De la même façon, on pourrait démonter le discours (devenu une pratique faisant des ravages dans les entreprises) qui remplace les qualifications par les « compétences » ou encore le droit au travail par « l’employabilité »...

Le Medef va t-il définir les programmes scolaires ?

Les 23 et 24 octobre, le Ministère de l’éducation nationale organise en grande pompe au lycée Louis le Grand une "université d’automne" avec l’Institut de l’entreprise, une filiale du Medef. Cette université d’automne destinée à 200 professeurs de sciences économiques et sociales, est inscrite au plan national de formation, donc financée par les fonds publics de la formation continue des enseignants. Elle sera ouverte par le Ministre Luc Ferry en présence du gratin des grands patrons des multinationales françaises qui doivent présenter, à travers des cas concrets, leurs "réussites" dans le domaine de la mondialisation. Cette manifestation est la suite d’un partenariat exclusif que le Ministère a conclu avec l’Institut de l’entreprise dans le cadre de la formation continue des enseignants de sciences économiques et sociales.
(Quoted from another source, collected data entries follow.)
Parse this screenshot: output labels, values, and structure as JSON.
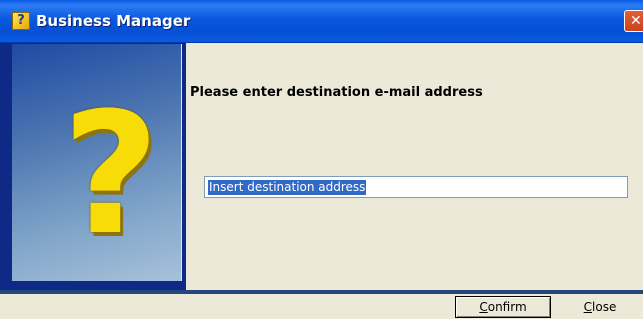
{
  "window": {
    "title": "Business Manager",
    "close_glyph": "✕",
    "title_icon_glyph": "?",
    "title_icon": "question-help-icon"
  },
  "main": {
    "image_glyph": "?",
    "image_icon": "question-mark-icon",
    "prompt": "Please enter destination e-mail address",
    "address_input": {
      "value": "Insert destination address"
    }
  },
  "buttons": {
    "confirm_first": "C",
    "confirm_rest": "onfirm",
    "close_first": "C",
    "close_rest": "lose"
  },
  "colors": {
    "titlebar": "#0a58de",
    "panel_gradient_start": "#1f4aa4",
    "panel_gradient_end": "#a7c1da",
    "question_mark": "#f8dc08",
    "selection": "#3169c6",
    "dialog_bg": "#ece9d8"
  }
}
Cette affaire est un manquement grave au principe de laïcité : la formation continue des enseignants n’est pas alimentée par des travaux scientifiques sur la mondialisation, mais par le discours idéologique de l’un des principaux acteurs de la mondialisation libérale - les grandes entreprises multinationales - avec lequel le Ministère entretient un rapport exclusif. Cette situation est inacceptable et Attac s’associe aux protestations de l’Association des professeurs de sciences économiques et sociales, des syndicats d’enseignants et appelle les universitaires à s’y associer, et demande que la formation continue des enseignants soient ouverte à la critique et aux propositions du mouvement altermondialiste. Attac a envoyé une lettre ouverte à Luc Ferry le 14 octobre pour dénoncer cette opération de propagande à sens unique qui viole les règles de la neutralité de l’école.

Les Forum sociaux : un nouveau mode d’organisation

Le Forum social mondial (FSM) réunit tous ceux qui s’opposent au néolibéralisme et qui s’emploient à bâtir une société centrée sur le développement humain. C’est un espace ouvert à tous les acteurs de la société civile. La possibilité de participer au Forum à titre individuel a également été ouverte. Les partis politiques ne sont pas directement parties prenantes de l’organisation ou du contenu des rencontres, mais ils peuvent apporter leur soutien. Il permet d’échanger et d’analyser ensemble des expériences, d’élaborer des propositions, de décider d’actions collectives et de construire des alternatives. Il réunit des acteurs très différents et parfois opposés, mais sa force réside justement dans la volonté de ne pas nier ces divergences d’opinions mais plutôt d’organiser leur confrontation, pour faire avancer le débat. Il n’y a pas de déclaration commune à la fin des Forums. Cette ouverture a fait la force du mouvement citoyen mondial. Depuis, le succès n’a pas cessé de grandir : 3 FSM ont eu lieu à Porto Alegre, le dernier en date ( 23-28 janv. 2003) avec plus de 100 000 participants soit, (3 fois plus que le premier). Le prochain (16-21 janvier 2004) aura lieu en Inde à Mumbaï. Plusieurs Forums sociaux locaux se sont tenus en France en 2003. Ces Forums sont organisés selon les principes de la charte de Porto Alegre.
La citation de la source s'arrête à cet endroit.